Desde el 4 de mayo el país entra en un sistema de semaforización inédito, no solo en Ecuador sino en todo el mundo, con unas medidas de restricción obligatorias para todos los ciudadanos, incluidos quienes están en la primera línea del combate a la pandemia del coronavirus. El Gobierno ha puesto un marco regulatorio sobre cómo se desarrollarán las actividades con la prioridad del servicio de entrega a domicilio. Muchos comercios minoristas trabajan en asociatividad con el desarrollo de aplicaciones que permitan el menor contacto entre las personas, como el uso de pago por medios electrónicos.

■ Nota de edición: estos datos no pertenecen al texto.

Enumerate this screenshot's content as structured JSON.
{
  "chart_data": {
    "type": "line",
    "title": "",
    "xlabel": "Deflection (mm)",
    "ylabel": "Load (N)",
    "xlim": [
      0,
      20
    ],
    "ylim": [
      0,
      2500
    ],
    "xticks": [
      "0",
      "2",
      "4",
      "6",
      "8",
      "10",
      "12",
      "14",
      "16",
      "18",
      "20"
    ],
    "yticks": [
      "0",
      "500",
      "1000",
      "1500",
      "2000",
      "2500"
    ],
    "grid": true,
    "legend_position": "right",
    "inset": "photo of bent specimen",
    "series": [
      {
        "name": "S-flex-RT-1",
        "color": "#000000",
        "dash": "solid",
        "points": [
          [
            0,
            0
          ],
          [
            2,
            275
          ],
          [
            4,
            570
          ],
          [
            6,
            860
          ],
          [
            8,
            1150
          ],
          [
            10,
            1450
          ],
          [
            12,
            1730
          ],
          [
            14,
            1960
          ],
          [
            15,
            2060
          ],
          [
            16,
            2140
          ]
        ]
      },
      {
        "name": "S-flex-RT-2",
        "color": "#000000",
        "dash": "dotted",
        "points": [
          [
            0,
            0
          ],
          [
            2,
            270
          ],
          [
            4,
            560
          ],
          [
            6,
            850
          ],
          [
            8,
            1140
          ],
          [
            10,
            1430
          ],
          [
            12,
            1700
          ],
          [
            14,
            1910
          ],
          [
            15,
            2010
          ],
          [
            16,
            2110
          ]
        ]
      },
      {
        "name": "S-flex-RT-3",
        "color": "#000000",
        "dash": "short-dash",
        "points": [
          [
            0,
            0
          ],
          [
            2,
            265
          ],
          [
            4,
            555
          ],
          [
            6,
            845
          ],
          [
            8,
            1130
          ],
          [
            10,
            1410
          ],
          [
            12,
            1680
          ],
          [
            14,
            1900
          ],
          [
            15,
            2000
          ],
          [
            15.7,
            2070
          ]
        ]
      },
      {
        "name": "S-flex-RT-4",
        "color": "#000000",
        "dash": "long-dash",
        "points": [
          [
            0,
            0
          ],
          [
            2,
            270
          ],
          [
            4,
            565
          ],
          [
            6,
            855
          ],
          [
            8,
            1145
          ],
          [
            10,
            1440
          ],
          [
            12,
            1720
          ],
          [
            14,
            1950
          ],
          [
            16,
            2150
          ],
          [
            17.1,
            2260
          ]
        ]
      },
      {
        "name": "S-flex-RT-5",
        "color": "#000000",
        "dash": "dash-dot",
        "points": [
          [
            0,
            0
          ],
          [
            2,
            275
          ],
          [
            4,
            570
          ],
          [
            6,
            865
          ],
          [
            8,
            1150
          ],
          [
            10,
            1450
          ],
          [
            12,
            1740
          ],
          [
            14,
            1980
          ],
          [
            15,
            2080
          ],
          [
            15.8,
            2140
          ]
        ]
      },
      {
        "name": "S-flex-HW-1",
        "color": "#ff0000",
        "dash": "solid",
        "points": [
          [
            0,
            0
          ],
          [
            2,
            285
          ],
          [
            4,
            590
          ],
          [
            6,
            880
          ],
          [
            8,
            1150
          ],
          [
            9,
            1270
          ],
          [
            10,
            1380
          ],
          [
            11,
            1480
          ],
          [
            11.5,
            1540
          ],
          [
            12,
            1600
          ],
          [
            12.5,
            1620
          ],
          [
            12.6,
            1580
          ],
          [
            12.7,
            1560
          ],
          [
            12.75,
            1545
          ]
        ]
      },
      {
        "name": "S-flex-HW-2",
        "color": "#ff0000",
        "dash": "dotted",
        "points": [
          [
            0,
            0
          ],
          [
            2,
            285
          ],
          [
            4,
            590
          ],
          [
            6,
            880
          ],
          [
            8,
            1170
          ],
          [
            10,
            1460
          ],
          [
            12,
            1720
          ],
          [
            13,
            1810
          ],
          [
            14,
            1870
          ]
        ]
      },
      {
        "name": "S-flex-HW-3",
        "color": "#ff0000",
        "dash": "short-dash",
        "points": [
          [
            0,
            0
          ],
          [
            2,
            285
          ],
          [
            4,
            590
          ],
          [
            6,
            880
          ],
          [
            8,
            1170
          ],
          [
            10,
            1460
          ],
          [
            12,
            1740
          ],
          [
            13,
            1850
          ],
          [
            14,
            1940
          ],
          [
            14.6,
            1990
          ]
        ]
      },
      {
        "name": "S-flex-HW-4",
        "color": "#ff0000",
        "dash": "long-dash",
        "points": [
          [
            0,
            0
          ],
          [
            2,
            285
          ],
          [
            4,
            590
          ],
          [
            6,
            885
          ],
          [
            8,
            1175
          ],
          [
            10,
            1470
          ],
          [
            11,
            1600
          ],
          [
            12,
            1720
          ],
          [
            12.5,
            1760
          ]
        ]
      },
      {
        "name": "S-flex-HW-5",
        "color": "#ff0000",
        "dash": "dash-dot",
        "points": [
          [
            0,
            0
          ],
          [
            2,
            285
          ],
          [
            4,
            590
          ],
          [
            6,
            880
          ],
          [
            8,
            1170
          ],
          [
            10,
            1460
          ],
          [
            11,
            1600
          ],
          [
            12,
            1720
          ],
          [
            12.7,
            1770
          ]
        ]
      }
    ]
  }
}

Muchos Municipios han trabajado en conjunto con el Gobierno para analizar los escenarios de la desescalada del aislamiento, al igual que las empresas con sus maquinarias paradas, las imprentas sin producir, los proyectos estancados, la cadena productiva de negocios no relacionados con áreas estratégicas en punto muerto, las terminales y aeropuertos congelados en el tiempo, los parques cerrados, los deportistas de alto rendimiento con sus sueños frustrados, el balón detenido en el centro de la cancha, los cines sin consumidores de palomitas de maíz y coca colas dietéticas o grado cero azúcar…

La prioridad, sin duda, en estos momentos es quedarse en casa, pero alguien debe dar un horizonte sobre el después, sobre el cuándo y cómo, porque el confinamiento indefinido no solo conlleva problemas de subsistencia física sino mental. Depresión y angustia han sido los problemas más frecuentes atendidos en las líneas habilitadas por las universidades para dar soporte a quienes lo necesiten.

La hoja de ruta para la desescalada, por el momento, está ahí. No todos la quieren asumir en un país tan pequeño donde prima todavía el boicot a cualquier iniciativa. Los alcaldes primero reacios a asumir una corresponsabilidad en la administración de las ciudades, de su motor económico y lúdico. Una Asamblea con grupos políticos empecinados en ver cómo sacan provecho de la crisis, más preocupados en una sentencia judicial que en el país. Tal vez los grandes futuros perdedores en un escenario electoral complejo. Un Consejo de Participación Ciudadana que demostró en esta crisis que su grado de inutilidad e intrascendencia era mayor al pensado, porque consume recursos que bien pudieran estar orientados a la emergencia sanitaria.

El miedo a la desescalada o semaforización parece ser mayor al de la pandemia. Y es justificable en unos casos porque hay una sana preocupación por la vida. Las lecciones de correcta administración de una crisis con imágenes de un expresidente recorriendo con megáfono en mano calles devastadas por un terremoto sobran y aburren, porque ni siquiera en esa crisis dejaron el despilfarro. Porque el destino de los recursos recaudados en 2016 por el incremento en dos puntos del IVA, el aporte de un día de sueldo de todos los trabajadores durante ocho meses al igual que el de las utilidades de las empresas sigue siendo incierto.

Alguien dijo que este momento es un punto de inflexión: o el país se impulsa para adelante o vuelve a ver el abismo del que puede salir cualquier leviatán con aires de salvador. Un punto de inflexión en el que los egos sobran y las virtudes faltan o se practican en silencio. Es mejor pensar que lo segundo supera a lo primero.